Though Kaspersky didn’t discover the precise exploitation methodology used, the researchers “consider that the attackers escalated their privileges throughout the exploitation course of.”
Moreover, “based on a current safety advisory posted on the KrCERT web site, there seem like just lately patched vulnerabilities in Cross EX, which had been addressed throughout the timeframe of our analysis,” Kaspersky’s report notes.
The exploit launches the legit ‘SyncHost.exe’ course of and injects shellcode in it to load the ‘ThreatNeedle’ backdoor, which may execute 37 instructions on the contaminated host.
Supply: Kaspersky
Kaspersky noticed a number of an infection chains throughout the six confirmed victims, which differ in earlier and later phases of the assault, solely the preliminary an infection being the widespread floor.
Within the first part, ThreatNeedle was used to deploy ‘LPEClient’ for system profiling, the ‘wAgent’ or ‘Agamemnon’ malware downloaders, and the ‘Innorix Abuser’ software for lateral motion.
Kaspersky notes that Innorix Abuser exploited a vulnerability within the Innorix Agent file switch resolution model 9.2.18.496 and addressed in the newest model of the software program.
In some instances, ThreatNeedle wasn’t used in any respect, with Lazarus as an alternative utilizing the ‘SIGNBT’ implant to deploy the ‘Copperhedge’ backdoor used for inner reconnaissance.
Supply: Kaspersky
Primarily based on the tooling utilized in Operation SyncHole assaults, Kaspersky was in a position to confidently attribute the compromises to the Lazarus hacker group backed by the North Korean authorities.

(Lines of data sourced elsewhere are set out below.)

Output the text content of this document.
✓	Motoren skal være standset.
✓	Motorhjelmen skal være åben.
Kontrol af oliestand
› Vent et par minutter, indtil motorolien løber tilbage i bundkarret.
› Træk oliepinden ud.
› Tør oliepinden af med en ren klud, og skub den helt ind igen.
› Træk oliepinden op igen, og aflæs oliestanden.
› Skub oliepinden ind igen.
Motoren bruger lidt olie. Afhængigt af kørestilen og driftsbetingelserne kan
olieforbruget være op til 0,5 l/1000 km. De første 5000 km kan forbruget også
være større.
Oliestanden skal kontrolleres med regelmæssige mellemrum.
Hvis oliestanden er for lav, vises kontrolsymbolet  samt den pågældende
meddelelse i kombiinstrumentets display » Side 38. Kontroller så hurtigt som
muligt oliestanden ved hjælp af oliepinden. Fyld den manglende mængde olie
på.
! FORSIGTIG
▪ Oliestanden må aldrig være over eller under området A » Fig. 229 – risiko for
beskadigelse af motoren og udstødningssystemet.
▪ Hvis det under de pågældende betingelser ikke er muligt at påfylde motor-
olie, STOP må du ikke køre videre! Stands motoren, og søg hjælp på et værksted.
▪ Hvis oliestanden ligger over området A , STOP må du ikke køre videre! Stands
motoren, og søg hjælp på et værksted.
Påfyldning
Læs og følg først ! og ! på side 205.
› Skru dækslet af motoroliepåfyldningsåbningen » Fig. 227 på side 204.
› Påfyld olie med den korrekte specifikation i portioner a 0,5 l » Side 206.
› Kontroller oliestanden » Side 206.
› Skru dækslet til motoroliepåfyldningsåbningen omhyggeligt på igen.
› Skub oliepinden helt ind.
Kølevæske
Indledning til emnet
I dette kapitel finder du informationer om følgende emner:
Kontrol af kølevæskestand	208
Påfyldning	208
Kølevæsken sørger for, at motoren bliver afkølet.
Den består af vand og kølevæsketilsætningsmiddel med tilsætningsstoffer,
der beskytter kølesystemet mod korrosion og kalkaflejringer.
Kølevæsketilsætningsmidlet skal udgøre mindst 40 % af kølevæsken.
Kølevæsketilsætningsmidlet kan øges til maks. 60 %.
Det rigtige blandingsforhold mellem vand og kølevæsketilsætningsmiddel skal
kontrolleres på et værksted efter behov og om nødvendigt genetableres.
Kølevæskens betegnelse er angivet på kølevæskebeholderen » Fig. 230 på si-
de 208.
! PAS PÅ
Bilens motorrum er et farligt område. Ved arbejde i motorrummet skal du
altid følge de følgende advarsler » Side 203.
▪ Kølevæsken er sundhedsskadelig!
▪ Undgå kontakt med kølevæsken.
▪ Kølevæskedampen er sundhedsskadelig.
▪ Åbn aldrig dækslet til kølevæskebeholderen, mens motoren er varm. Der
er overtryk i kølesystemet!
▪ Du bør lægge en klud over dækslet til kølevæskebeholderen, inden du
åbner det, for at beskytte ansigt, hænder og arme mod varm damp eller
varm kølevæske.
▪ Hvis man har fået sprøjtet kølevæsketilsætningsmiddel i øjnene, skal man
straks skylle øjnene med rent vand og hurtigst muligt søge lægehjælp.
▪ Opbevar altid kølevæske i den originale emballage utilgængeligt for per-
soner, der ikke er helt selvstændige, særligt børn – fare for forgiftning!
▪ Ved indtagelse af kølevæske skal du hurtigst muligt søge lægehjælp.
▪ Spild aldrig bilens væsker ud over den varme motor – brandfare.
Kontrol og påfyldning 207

Further clues pointing to the risk actor had been the working hours/obvious timezone together with methods, ways, and procedures (TTPs) particular to Lazarus.

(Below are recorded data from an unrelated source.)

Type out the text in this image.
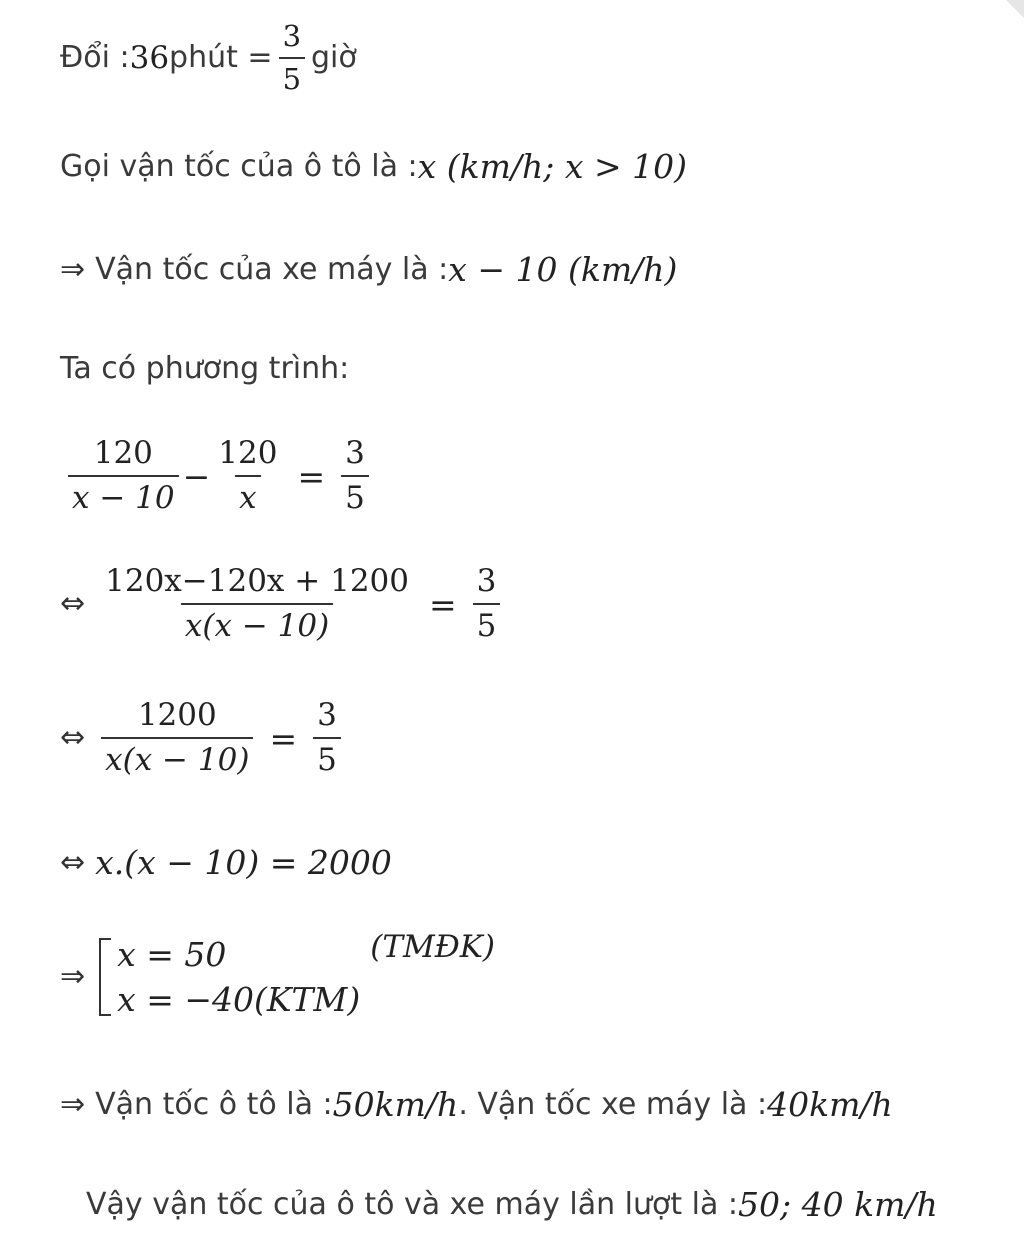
Đổi : 36 phút = $\frac{3}{5}$ giờ
Gọi vận tốc của ô tô là : x (km/h; x > 10)
⇒ Vận tốc của xe máy là : x − 10 (km/h)
Ta có phương trình:
$\frac{120}{x - 10} - \frac{120}{x} = \frac{3}{5}$
⇔ $\frac{120x-120x + 1200}{x(x - 10)} = \frac{3}{5}$
⇔ $\frac{1200}{x(x - 10)} = \frac{3}{5}$
⇔ x.(x − 10) = 2000
⇒
x = 50
x = −40(KTM)
(TMĐK)
⇒ Vận tốc ô tô là : 50km/h . Vận tốc xe máy là : 40km/h
Vậy vận tốc của ô tô và xe máy lần lượt là : 50; 40 km/h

Primarily based on the current malware samples utilized in Operation SyncHole, Kaspersky noticed that Lazarus is shifting in direction of light-weight and modular instruments which can be each stealthier and extra configurable.
The cybersecurity agency says it has communicated its findings to the Korea Web & Safety Company (KrCERT/CC) and confirmed that patches have been launched for the software program exploited on this marketing campaign.
Through the assault evaluation, Kaspersky researchers additionally discovered a non-exploited zero-day flaw (KVE-2024-0014) in Innorix Agent variations 9.2.18.001 by 9.2.18.538, which allowed arbitrary file downloads.
The researchers reported the safety problem responsibly by the Korea Web & Safety Company (KrCERT) and the seller addressed it in an replace final month.